Tourné sur la magnifique côte caraïbe de la Colombie, le film suit Jacobo (Luis Mario Jiménez), un homme de 33 ans qui retrouve José Luis (Oscar Salazar), un ancien prêtre catholique maintenant accusé d’abus sexuels sur mineurs. José Luis n’est pas seulement celui qui l’aurait agressé : il fut aussi son premier amour. Leur rencontre fait remonter à la surface un mélange de ressentiment, de désir, de culpabilité et de nostalgie. Comme les marées qui montent et descendent, les émotions entre les deux hommes oscillent sans cesse, soulevant des questions qui échappent à toute réponse simple.
« Salt Water parle d’un amour inconfortable, mais qui demeure, indéniablement, une histoire d’amour », explique Pineda, qui signe le scénario, la réalisation et la coproduction du film. Puisant dans son vécu, il a commencé à écrire ce récit comme un exutoire après avoir franchi le cap de la trentaine et s’être confronté à un traumatisme d’enfance longtemps enfoui. « J’avais une histoire profondément coincée en moi que j’avais toujours refusé de raconter, se souvient-il.

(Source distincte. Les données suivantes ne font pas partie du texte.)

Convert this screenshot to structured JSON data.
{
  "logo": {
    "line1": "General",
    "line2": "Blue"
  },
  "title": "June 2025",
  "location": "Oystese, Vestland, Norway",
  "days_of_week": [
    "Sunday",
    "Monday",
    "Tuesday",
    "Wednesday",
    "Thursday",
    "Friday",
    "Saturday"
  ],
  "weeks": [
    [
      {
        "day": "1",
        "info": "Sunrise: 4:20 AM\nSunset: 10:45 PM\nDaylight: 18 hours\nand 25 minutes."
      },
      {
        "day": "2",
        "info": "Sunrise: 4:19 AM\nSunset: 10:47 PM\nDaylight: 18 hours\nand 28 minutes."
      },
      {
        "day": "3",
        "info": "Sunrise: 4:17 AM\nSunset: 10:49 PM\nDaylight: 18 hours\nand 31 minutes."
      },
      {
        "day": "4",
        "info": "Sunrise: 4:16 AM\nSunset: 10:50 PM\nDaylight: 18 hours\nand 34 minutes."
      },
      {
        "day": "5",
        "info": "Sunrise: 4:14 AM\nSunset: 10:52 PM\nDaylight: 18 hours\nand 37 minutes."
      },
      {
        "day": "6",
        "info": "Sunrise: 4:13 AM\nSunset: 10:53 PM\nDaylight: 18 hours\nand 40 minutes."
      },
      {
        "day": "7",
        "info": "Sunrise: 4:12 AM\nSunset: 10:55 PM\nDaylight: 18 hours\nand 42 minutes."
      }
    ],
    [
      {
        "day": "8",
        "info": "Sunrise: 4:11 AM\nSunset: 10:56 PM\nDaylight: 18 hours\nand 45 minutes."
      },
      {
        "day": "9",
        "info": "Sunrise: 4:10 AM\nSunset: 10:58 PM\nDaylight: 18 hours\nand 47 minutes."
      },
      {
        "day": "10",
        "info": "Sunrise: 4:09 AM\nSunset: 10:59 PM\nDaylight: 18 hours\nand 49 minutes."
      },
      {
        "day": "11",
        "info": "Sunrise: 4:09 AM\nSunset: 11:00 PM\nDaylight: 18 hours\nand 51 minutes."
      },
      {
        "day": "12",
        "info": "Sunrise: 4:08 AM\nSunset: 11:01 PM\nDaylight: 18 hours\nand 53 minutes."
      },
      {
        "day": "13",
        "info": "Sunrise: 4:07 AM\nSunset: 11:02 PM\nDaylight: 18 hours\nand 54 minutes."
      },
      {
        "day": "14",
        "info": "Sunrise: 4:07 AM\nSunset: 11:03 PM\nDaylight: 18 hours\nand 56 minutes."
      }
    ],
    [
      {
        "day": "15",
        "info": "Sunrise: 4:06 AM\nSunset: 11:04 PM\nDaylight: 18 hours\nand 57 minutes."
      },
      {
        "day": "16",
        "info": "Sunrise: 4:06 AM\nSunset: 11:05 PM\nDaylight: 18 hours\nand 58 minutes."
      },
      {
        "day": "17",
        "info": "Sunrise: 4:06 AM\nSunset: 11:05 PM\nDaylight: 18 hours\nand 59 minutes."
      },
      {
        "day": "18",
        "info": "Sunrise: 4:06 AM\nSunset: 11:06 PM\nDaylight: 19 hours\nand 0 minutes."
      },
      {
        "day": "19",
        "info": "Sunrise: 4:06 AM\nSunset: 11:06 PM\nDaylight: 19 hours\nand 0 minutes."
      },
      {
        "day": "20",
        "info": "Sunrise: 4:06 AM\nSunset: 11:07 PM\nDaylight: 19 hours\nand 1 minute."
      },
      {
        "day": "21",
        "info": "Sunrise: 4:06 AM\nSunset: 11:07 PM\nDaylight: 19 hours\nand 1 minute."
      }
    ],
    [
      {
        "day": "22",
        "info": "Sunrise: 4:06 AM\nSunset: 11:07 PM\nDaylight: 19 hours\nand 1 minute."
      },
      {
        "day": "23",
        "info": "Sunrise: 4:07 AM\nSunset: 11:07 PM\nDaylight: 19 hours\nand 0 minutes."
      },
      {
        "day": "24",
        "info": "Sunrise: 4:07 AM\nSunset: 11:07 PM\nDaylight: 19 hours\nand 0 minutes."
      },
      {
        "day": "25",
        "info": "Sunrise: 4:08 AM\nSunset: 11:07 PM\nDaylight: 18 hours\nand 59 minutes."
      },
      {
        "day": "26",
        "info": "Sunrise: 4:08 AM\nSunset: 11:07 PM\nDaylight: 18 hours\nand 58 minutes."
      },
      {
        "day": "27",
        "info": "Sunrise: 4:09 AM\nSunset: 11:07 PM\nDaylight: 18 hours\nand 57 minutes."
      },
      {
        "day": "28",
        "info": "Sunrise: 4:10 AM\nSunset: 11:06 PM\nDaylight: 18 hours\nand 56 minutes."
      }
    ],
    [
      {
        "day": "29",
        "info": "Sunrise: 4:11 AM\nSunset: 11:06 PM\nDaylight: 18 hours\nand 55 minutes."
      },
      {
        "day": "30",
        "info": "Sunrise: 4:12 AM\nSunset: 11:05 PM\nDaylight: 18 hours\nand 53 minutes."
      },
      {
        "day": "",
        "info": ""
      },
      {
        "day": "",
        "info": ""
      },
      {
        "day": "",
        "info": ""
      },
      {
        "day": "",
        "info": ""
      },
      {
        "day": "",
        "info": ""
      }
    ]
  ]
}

J’ai décidé qu’il était temps de libérer cette douleur. »

Loin d’un récit manichéen de victime et de coupable, Salt Water invite le spectateur à s’installer dans l’ambiguïté. « Je ne suis pas là pour pointer du doigt », insiste Pineda. « Je veux susciter de l’empathie envers celles et ceux qui vivent avec un traumatisme, qui sont réduits au silence par la honte, ou dont les gestes échappent parfois à notre compréhension. »
Cette volonté de nuance distingue le film sur la scène des festivals, où le public salue son honnêteté émotionnelle et son audace. Pineda se souvient d’une projection marquante : « À Miami, un homme septuagénaire est venu me souffler à l’oreille : Je suis prêtre. Merci d’avoir abordé ce sujet avec autant de délicatesse. »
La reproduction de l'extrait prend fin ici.